18 Mann-Whitney-U Test Example

Authors

Srijana Acharya

Arturo Barahona

Gemma Galvez

18.1 Introduction

Mann Whitney U test, also known as the Wilcoxon Rank-Sum test, is a nonparametric statistical test of the null hypothesis, which is commonly used to compare the means or medians of two independent groups with the assumption that the at least one group is not normally distributed and when the sample size is small.
- The Welch U test should be used when signs of skewness and variance of heterogeneity.
It is useful for numerical/continuous variables.
- For example, if researchers want to compare the age or height of two different groups (as continuous variables) in a study with non-normally distributed data.
When conducting this test, aside from reporting the p-value, the spread and the shape of the data should be described.

Overall goal: Identify whether the distribution of two groups significantly differs.

18.1.0.1 Assumptions

Samples are independent: Each dependent variable must be related to only one independent variable.
The response variable is ordinal or continuous.
At least one variable is not normally distributed.

18.1.1 Hypotheses

Null Hypothesis (H₀): Distribution₁ = Distribution₂

Mean/Median Ranks of two levels are equal.

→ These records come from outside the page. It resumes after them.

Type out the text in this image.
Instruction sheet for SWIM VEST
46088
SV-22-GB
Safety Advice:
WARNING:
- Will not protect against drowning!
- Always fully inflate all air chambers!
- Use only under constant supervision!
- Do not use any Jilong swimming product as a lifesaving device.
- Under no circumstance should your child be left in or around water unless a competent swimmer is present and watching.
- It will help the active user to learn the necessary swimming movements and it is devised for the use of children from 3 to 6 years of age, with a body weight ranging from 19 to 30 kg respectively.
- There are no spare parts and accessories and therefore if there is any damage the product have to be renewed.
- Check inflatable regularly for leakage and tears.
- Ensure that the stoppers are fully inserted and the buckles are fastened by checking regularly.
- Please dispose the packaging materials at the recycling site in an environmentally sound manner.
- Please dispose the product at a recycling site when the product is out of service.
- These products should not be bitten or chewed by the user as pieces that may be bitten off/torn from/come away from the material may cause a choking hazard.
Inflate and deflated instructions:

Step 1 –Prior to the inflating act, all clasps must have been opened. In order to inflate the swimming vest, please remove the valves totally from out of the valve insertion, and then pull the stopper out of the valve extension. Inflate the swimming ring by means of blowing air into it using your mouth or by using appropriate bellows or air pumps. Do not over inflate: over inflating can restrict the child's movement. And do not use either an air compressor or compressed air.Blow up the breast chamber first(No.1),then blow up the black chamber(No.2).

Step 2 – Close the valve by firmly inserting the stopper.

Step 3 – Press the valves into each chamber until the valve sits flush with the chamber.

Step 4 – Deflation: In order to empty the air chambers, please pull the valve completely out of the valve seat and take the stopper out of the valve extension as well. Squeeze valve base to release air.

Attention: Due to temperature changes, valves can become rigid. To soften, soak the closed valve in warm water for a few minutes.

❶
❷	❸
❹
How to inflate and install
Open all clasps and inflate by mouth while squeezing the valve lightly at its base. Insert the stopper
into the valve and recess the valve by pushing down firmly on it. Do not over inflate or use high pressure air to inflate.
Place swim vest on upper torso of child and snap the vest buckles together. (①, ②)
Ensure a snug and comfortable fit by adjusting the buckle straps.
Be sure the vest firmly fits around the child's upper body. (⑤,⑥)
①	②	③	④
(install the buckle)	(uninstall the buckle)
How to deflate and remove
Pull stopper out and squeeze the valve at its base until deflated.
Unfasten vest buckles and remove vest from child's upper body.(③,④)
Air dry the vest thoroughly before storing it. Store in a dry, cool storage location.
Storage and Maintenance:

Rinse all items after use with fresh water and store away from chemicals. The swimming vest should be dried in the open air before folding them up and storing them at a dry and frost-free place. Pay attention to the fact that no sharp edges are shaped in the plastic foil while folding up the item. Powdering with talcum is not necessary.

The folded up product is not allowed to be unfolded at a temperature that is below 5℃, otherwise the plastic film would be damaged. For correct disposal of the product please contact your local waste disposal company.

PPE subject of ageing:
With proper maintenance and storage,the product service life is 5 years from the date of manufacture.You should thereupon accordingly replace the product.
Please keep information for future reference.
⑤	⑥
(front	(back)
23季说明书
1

Alternate Hypothesis (H₁): Distribution₁ ≠ Distribution₂

Mean/Median Ranks of two levels are significantly different.

18.1.1.1 Mathematical Equation

\(U_1 = n_1n_2 + \frac{n_1 \cdot (n_1 + 1)}{2} - R_1\)

\(U_2 = n_1n_2 + \frac{n_2 \cdot (n_2 + 1)}{2} - R_2\)

Where:

\(U_1\) and \(U_2\) represent the test statistics for two groups (Male & Female).
\(R_1\) and \(R_2\) represent the sum of the ranks of the observations for two groups.
\(n_1\) and \(n_2\) are the sample sizes for two groups.

18.2 Performing Mann-Whitney U Test in R

18.2.1 Data Source

In this example, we will perform the Mann-Whitney U Test using wave 8 (2012-2013) data of a longitudinal epidemiological study titled Hispanic Established Populations For the Epidemiological Study of Elderly (HEPESE).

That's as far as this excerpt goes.